The energetic and exuberant playfulness of emerging artist Seung Yul Oh has been hard to ignore in recent years. Fresh out of art school, he has quickly become a precocious, energetic and unpredictable presence. His quirky solo projects, collaborations and contributions to group shows have appeared in all manner of alternative spaces around Auckland, from artist-run galleries to car-parks to page-works in glossy magazines.

Oh is a self-confessed obsessive doodler and has an improvisational ethic permeating all aspects of his practice, so it was little surprise to find in Artspace’s 2005 new artists survey, Compelled, which showcased a group of emerging artists for whom making is a compulsion. Oh’s work emphatically occupied the main room, responding to the gallery’s hard-edged white cube with large, goopy dollops of candy-coloured polyurethane foam and plaster. For his master’s gradate exhibition at the end of 2005, the large rocking plywood crescent named ‘Twiddle Twigs’ was an even more lurid presence, with its bright orange veneer and sleek retro-minimalist geometry upstaging the coy shonkiness of most student work.

 ‘Twiddle Twigs’ made a return appearance in CHEW CHEW Tongue, Oh’s first solo dealer show. Placed in the window of upmarket gallery StarkWhite, this could easily be mistaken for corporate plaza art, but a photo in the local paper of Oh riding the sculpture like a see-saw quickly deflates any airs of ostentation.

It is this playfulness that is at the core of Oh’s prolific practice. The incessant doodling evident in his paintings may recall the anthropomorphic mind games of the surrealists and abstract expressionists, but it is the creative act itself that interests Oh, not some manifestation of the inner psyche. For Oh, every gesture involves a creative decision, including eating and excreting. It is this (usually concealed) messy transformation of art-making that he enjoys exposing most, and this explains the recurring motif of intestinal tracts.

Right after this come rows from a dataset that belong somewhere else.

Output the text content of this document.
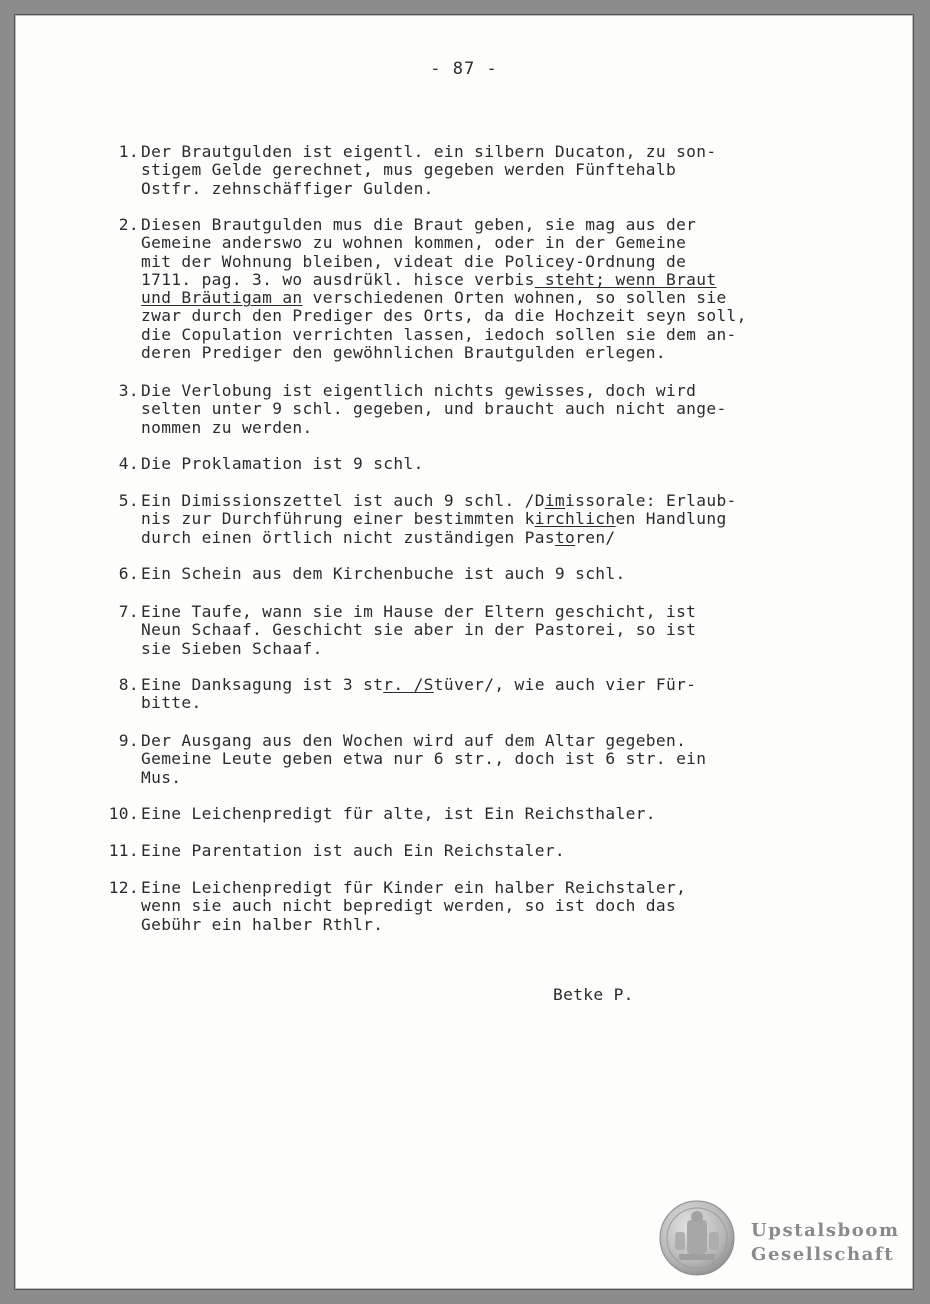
- 87 -
1. Der Brautgulden ist eigentl. ein silbern Ducaton, zu son-
stigem Gelde gerechnet, mus gegeben werden Fünftehalb
Ostfr. zehnschäffiger Gulden.
2. Diesen Brautgulden mus die Braut geben, sie mag aus der
Gemeine anderswo zu wohnen kommen, oder in der Gemeine
mit der Wohnung bleiben, videat die Policey-Ordnung de
1711. pag. 3. wo ausdrükl. hisce verbis steht; wenn Braut
und Bräutigam an verschiedenen Orten wohnen, so sollen sie
zwar durch den Prediger des Orts, da die Hochzeit seyn soll,
die Copulation verrichten lassen, iedoch sollen sie dem an-
deren Prediger den gewöhnlichen Brautgulden erlegen.
3. Die Verlobung ist eigentlich nichts gewisses, doch wird
selten unter 9 schl. gegeben, und braucht auch nicht ange-
nommen zu werden.
4. Die Proklamation ist 9 schl.
5. Ein Dimissionszettel ist auch 9 schl. /Dimissorale: Erlaub-
nis zur Durchführung einer bestimmten kirchlichen Handlung
durch einen örtlich nicht zuständigen Pastoren/
6. Ein Schein aus dem Kirchenbuche ist auch 9 schl.
7. Eine Taufe, wann sie im Hause der Eltern geschicht, ist
Neun Schaaf. Geschicht sie aber in der Pastorei, so ist
sie Sieben Schaaf.
8. Eine Danksagung ist 3 str. /Stüver/, wie auch vier Für-
bitte.
9. Der Ausgang aus den Wochen wird auf dem Altar gegeben.
Gemeine Leute geben etwa nur 6 str., doch ist 6 str. ein
Mus.
10. Eine Leichenpredigt für alte, ist Ein Reichsthaler.
11. Eine Parentation ist auch Ein Reichstaler.
12. Eine Leichenpredigt für Kinder ein halber Reichstaler,
wenn sie auch nicht bepredigt werden, so ist doch das
Gebühr ein halber Rthlr.
Betke P.
Upstalsboom
Gesellschaft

In 1962 Robert Indiana produced his ‘Eat/Die’ painting. Such a succinct and profound statement seems too definitive to trump but, whereas Indiana cuts to the chase and takes us from A-to-B, Oh is more interested in the journey. Oh’s work is more about the process than the concept; life as a creative act—I eat, I learn, I make stuff, I shit. It’s in the execution, not the result; the artisan, not the idea.

A creative process familiar to us all, digestion is a fundamental process of human life—the ultimate quotidian process—but it still involves decision-making. To put the abject into more formal terms, it is about input and output, materials and extrusion strategies: accompanying an ambiguous image of multi-coloured muck in a recent issue of Pavement magazine, Oh included a statement about the results of eating different flavours of ice-cream.

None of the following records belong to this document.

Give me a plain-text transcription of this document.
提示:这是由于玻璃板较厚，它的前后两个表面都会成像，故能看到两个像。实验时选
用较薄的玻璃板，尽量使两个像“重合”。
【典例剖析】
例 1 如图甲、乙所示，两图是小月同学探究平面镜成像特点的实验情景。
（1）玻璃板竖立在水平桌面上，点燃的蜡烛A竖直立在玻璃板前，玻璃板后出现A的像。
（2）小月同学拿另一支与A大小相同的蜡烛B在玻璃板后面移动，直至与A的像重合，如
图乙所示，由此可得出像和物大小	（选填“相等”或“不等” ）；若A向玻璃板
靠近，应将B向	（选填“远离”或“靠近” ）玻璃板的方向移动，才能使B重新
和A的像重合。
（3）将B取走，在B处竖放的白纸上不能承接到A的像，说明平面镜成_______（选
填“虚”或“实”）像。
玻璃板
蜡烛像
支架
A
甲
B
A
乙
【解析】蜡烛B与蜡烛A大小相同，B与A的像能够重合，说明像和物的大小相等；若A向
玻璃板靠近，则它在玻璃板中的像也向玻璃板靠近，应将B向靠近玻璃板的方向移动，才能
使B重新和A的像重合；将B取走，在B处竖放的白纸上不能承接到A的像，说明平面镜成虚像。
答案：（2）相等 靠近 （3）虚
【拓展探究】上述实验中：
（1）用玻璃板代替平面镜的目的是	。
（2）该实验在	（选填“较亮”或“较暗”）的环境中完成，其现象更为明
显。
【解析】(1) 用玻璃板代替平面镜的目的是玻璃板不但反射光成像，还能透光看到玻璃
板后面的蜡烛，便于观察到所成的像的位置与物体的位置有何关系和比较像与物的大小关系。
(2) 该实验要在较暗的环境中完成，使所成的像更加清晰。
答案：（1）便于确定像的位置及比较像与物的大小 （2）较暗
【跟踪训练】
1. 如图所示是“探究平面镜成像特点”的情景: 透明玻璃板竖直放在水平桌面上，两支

Like the internal mechanics Oh is fond of revealing, this is the constant process of studio practice made public. A combination of materials that may work one day can easily mutate into a new idea the next, so it is not unusual to find works from previous shows reconstituted into new forms. Little wonder then that after two weeks Oh decided to reconfigure his StarkWhite exhibition, positioning the main elements in a single axis and removing most of the rest to the office.

There is an undeniable boyish humour in Oh’s interests, which tap into the ceaseless imagination of childhood; of sticks and snails and sticky messes and exploded toys glued together in strange configurations. For a child, inflating balloons is like second nature, and it is not much of a conceptual leap to imagine a mop as a maggoty monster or the large box-like structure titled ‘Equivocate’ as an upright beast, even without the ubiquitous pair of eye-holes.

The apparently unaffected joy of Oh’s making results in a humour that defies the earnestness of expressionism and dares us to equate his scatological infantilism with Freudian analysis. This is Oh the prankster who, by simply wrapping the gallery’s central poles in black polythene to conceal a fan, can create a shimmering kinetic installation that can rival the most intricate feats of engineering.

As an earlier video work (in which people inflate balloons until they burst) ‘The Ability to Blow Themselves Up’ confirms, the sincerity of a startled response—for the artist and the viewer—is an important result. The show’s title invokes a similar theme; a reference to Duke Ellington’s Chew Chew Bubblegum, it reminds that even mastication can have its surprises. However, it should also be noted that there are more prosaic motives at play—the artist has said that the word tongue, in Korean and English, is similar to dung, which becomes a proposition for an unexpected mouthful.

Post script: By the time this goes to print Oh will have completed a large installation for the Auckland Art Gallery. It will be interesting to see the results of working in such a controlled environment, where every move needs to be planned and quantified well in advance for the purposes of budgeting, insurance and other infrastructural inconveniences. Barely thirty years after conceptual and post-object art first challenged the institutional practices of these exact same spaces, it is good to have Oh reaffirming the contingent nature of creativity.